If you aren't familiar with the SOCOM series, all you really need to know is
that you're in charge of a four person squad of Marines who are there to shoot
at bad guys, terrorists and non-Christians (haha… just kidding… sort of). The
structure of Tactical Strike is essentially the same, though the gameplay is
slightly different. You'll still control four Marines, but instead of dealing
out well-placed headshots, you'll be placing them around the battlefield in a
game that more resembles Chess than the ‘shoot first, ask questions later' theme
of the console versions.
The best way to think of Tactical Strike is to imagine what Final Fantasy
Tactics or Jeanne D'Arc would be without the standard grid-based movement.

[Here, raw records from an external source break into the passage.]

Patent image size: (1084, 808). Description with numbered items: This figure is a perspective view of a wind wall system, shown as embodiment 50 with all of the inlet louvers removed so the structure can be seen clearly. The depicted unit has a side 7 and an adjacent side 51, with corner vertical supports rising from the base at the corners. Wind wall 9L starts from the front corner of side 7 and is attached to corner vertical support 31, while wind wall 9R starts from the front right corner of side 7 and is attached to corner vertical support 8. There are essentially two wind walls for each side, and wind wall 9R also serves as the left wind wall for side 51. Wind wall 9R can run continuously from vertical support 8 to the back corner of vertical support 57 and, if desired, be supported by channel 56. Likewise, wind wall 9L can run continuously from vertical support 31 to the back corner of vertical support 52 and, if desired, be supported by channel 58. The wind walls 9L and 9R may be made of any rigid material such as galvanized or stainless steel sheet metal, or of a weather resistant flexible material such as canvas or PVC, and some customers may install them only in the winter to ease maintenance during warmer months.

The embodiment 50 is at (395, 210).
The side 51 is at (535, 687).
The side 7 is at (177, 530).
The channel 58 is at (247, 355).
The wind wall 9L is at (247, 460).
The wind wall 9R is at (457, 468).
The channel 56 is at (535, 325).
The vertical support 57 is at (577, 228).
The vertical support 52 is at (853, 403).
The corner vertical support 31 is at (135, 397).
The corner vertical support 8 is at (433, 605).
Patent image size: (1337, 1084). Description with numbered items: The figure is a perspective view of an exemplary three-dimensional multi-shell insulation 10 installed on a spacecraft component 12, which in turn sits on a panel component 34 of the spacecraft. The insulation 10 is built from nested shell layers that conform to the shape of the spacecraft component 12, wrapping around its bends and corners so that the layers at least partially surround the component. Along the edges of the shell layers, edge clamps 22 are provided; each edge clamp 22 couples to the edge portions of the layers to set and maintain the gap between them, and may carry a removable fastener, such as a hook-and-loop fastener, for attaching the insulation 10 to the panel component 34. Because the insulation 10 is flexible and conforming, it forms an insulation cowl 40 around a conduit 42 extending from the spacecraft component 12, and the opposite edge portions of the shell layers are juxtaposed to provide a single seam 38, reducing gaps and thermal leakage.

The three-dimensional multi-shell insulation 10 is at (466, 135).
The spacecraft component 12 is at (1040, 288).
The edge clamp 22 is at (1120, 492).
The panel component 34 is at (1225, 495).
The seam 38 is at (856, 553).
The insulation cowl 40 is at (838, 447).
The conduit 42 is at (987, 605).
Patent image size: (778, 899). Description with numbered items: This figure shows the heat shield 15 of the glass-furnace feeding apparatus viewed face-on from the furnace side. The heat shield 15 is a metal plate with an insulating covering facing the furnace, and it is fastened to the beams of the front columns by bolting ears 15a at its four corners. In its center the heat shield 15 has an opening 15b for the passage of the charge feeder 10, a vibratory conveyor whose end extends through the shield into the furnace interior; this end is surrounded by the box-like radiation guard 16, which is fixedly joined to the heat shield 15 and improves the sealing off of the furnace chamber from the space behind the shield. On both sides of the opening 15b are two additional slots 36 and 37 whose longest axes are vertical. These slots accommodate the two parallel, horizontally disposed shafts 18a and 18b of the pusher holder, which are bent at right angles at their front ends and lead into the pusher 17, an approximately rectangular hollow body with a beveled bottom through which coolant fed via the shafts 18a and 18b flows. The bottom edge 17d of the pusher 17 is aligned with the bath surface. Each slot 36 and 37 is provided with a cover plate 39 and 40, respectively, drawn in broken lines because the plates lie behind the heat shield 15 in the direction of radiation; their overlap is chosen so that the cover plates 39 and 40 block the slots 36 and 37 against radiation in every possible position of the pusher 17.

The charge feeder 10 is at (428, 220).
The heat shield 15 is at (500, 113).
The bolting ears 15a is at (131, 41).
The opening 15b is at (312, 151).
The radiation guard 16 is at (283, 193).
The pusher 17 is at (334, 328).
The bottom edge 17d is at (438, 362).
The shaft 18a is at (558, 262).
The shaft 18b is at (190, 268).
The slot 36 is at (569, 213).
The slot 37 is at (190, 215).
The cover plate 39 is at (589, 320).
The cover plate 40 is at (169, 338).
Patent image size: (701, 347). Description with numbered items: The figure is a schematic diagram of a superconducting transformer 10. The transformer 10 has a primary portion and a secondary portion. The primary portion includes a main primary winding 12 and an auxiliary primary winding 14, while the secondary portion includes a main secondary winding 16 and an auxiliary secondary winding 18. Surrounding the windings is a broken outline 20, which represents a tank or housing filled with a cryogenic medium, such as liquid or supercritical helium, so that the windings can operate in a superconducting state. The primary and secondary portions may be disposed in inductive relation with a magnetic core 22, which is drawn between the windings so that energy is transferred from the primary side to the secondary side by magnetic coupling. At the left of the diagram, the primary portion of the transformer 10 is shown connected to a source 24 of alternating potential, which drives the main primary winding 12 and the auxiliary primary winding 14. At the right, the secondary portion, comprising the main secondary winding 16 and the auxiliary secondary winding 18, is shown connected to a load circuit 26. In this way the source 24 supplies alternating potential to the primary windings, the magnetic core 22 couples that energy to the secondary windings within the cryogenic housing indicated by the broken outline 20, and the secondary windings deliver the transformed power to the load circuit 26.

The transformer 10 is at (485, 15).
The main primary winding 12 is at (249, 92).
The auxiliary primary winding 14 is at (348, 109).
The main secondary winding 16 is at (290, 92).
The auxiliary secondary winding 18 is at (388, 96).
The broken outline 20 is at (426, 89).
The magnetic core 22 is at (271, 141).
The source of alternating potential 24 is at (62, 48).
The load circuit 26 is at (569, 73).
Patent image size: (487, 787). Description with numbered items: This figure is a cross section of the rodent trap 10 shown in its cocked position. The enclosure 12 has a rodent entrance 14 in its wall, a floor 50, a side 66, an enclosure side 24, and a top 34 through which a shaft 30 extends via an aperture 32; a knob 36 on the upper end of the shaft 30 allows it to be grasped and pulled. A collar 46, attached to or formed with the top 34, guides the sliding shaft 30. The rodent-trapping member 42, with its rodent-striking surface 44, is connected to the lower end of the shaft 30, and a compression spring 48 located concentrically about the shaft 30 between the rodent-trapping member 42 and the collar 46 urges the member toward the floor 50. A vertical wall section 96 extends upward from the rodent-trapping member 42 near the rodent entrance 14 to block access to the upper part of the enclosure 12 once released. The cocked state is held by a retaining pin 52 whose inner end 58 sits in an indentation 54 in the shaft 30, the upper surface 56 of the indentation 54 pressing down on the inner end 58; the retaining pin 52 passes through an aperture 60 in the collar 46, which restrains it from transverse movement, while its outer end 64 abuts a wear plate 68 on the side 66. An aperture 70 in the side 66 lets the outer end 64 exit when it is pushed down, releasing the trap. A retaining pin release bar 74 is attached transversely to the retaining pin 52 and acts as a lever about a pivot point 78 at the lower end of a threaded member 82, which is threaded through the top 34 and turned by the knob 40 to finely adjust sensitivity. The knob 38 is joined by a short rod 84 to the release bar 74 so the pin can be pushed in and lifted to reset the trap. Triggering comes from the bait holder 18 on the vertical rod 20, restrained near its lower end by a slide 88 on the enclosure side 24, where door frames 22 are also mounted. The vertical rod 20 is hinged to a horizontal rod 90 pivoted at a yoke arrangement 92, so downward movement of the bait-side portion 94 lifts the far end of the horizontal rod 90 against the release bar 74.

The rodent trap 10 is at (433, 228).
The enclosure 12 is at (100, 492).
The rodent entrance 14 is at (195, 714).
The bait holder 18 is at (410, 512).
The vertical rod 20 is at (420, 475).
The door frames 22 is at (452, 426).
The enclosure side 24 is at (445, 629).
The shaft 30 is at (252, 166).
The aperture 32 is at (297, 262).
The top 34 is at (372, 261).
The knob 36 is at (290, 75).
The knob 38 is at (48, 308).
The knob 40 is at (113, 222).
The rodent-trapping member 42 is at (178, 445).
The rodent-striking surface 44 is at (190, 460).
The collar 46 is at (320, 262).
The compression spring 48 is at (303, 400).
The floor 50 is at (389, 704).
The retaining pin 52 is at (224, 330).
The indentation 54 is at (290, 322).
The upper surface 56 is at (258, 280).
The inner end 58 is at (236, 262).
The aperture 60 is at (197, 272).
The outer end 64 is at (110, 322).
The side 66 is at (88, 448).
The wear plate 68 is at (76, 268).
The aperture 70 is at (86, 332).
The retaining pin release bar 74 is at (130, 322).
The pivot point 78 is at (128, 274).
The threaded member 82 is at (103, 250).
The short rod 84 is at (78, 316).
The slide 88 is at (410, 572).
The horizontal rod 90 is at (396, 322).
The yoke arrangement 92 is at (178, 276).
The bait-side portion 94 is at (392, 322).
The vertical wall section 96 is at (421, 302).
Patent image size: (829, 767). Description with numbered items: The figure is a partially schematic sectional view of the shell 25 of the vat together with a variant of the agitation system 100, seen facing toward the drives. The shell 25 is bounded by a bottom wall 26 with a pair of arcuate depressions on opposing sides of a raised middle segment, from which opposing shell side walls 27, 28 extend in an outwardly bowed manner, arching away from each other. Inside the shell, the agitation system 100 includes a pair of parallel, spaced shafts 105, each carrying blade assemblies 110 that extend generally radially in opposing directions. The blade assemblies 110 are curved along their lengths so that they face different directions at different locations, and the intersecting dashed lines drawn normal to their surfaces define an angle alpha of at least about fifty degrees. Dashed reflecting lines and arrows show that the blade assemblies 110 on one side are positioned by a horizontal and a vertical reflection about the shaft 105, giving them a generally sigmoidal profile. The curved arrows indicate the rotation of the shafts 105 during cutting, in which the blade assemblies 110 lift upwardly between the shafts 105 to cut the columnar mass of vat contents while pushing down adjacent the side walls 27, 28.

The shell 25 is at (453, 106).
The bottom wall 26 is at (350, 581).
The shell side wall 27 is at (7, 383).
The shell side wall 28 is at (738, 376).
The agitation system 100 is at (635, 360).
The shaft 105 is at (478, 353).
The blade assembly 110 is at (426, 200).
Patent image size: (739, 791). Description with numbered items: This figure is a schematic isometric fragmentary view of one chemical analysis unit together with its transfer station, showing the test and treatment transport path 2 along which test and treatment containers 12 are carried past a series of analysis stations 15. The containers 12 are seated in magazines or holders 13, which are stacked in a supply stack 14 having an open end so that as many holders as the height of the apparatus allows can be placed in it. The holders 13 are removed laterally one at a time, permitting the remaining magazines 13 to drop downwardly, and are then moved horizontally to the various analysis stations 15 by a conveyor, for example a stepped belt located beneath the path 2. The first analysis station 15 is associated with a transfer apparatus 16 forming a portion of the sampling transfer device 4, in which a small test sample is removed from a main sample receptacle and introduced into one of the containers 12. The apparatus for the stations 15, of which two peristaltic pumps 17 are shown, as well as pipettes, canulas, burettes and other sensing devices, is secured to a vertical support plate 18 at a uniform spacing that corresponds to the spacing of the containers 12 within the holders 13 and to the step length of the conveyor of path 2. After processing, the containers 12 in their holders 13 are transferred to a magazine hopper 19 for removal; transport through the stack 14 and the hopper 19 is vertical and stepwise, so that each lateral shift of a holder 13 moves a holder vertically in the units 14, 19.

Instead, you have the freedom to move one or all of your characters pretty much
where you want, but the ideas of setting up attacks and planning ahead are still
intact. For example, the first level places your squad in a South American
country where some rebels have captured a U.S. official and a higher up in the
local government. You'll have four Marines to work with so you'll want to use
one of two to attack and the others to cut off the rebel's escape route. After
you play with the game for a bit, you'll realize that it makes almost as much
sense to present SOCOM in this manner as it does in the conventional shooter
model.
As badly as I really wanted to like this game, it has a few issues that, in
the end, I just couldn't get past. My main complaint was the game's camera. One
of the things that make other tactical games work is that you can view the
entire map at once from above. Tactical Strike doesn't allow that luxury.
Instead, you'll still have the same behind-the-back view that only works
marginally well in the SOCOM action titles. Here, it can be absolutely
maddening. On more than one occasion, I was ambushed by enemies, not because I
was playing sloppily, but because I couldn't see around the next corner.
Frustrating doesn't even begin to describe it.